Maxwell insisted, however, that Jamaica was on a wrong course.
"Biofuels are already having an effect on us because of the rising prices on wheat and corn, which is driving up the costs of other foods. We are mad if we are going to make it worse out here by (investing further in) biofuels," he said.
A paper produced by the International Institute for Environment and Development (IIED) last year, has meanwhile, attested to the positions articulated by Wright and Mahlung and the potential socio-economic benefits.
"A potential benefit associated with biofuels is their positive impact on agricultural employment and livelihoods. Sugarcane - based bioethanol in Brazil, for instance, already employs around one million workers and this number if expected to grow by 20 per cent in the next five years," said the report, entitled "International trade in biofuels: Good for development? And good for the environment?."
It is, however, the same paper - authored by Annie Dufey - that notes the potential for protectionism undermining the achievement of environment and development goals and the risk of unfair distribution of benefits, underscoring the concerns raised by Maxwell and Gentles.
"The many sustainable development potentials associated with biofuels are contingent upon international trading, since most efficient producing countries are or will be developing countries, while the main consumers are developed countries," Dufey noted.
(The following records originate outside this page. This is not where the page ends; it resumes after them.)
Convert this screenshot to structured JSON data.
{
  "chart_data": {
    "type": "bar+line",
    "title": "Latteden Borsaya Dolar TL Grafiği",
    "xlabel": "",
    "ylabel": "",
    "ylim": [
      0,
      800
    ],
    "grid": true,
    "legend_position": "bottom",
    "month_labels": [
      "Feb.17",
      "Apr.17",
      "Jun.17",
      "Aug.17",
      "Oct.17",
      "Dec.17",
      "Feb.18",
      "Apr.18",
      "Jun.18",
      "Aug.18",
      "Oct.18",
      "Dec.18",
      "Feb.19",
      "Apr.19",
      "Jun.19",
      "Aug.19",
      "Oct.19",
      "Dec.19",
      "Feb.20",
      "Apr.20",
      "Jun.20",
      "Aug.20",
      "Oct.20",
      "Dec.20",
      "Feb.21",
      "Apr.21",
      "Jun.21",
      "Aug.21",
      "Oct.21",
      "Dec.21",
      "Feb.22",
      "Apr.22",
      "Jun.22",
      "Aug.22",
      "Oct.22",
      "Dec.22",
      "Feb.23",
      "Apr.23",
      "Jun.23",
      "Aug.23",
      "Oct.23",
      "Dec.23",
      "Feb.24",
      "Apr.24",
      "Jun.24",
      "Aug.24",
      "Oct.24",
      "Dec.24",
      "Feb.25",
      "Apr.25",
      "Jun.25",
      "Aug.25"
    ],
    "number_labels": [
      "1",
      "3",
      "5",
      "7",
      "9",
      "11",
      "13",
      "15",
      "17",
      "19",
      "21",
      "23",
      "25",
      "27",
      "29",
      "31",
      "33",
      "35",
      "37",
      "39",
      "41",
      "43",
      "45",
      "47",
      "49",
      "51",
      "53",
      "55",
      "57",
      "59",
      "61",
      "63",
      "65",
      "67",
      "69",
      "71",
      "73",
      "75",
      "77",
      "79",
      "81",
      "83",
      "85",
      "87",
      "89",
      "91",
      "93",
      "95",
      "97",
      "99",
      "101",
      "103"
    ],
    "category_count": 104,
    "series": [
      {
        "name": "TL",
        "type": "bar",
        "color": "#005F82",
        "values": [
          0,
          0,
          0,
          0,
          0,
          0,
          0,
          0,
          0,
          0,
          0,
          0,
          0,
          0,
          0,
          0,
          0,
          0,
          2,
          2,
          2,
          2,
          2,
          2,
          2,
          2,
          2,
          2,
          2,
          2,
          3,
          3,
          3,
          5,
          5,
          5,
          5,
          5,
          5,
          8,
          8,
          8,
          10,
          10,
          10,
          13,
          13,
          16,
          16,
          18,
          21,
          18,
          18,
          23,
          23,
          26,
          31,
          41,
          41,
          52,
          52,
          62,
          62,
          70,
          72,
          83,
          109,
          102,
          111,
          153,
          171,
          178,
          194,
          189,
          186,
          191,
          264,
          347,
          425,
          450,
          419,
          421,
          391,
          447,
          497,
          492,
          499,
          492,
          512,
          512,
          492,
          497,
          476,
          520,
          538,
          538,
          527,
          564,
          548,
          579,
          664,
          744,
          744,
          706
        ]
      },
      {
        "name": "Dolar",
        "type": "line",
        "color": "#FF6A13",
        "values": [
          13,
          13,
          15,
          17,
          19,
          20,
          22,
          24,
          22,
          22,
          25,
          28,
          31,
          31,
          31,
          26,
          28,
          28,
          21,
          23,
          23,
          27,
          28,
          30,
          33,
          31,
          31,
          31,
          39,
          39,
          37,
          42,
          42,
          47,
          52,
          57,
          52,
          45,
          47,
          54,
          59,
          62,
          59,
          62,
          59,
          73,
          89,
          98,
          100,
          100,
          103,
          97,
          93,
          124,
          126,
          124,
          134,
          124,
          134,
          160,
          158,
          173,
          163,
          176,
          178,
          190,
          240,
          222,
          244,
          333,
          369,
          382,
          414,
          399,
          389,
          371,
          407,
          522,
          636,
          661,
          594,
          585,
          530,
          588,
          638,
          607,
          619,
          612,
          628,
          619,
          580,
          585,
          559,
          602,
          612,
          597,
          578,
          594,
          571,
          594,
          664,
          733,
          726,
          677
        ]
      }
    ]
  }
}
"The bad news is that, under current trading conditions, there are several policy problems preventing developing countries from reaping the benefits of the biofuels trade, not to mention the negative environmental and social impacts that these policies may have."
Beyond that, Dufey noted that the benefits of pursuing the trade in biofuels for developing countries would depend in large part on how the "value chain" is managed.
"Studies of several agricultural commodity markets assert that benefits from export production in the developing world have increasingly accrued to actors in upper parts of the chain, while primary producers have received comparatively little," she said. "Many biofuels supply chains are, or would be, targeting export markets with the risk that the value added process takes place in importing countries."
Given these realities, Maxwell is insistent that Jamaica needs to focus on growing its own food to ensure its own reliance on food imports is reduced.
"We should be growing food to reduce our dependence on these other guys. Biofuels will drive up the cost of all the foods we import and, if that happens, we are going to have riots," he said.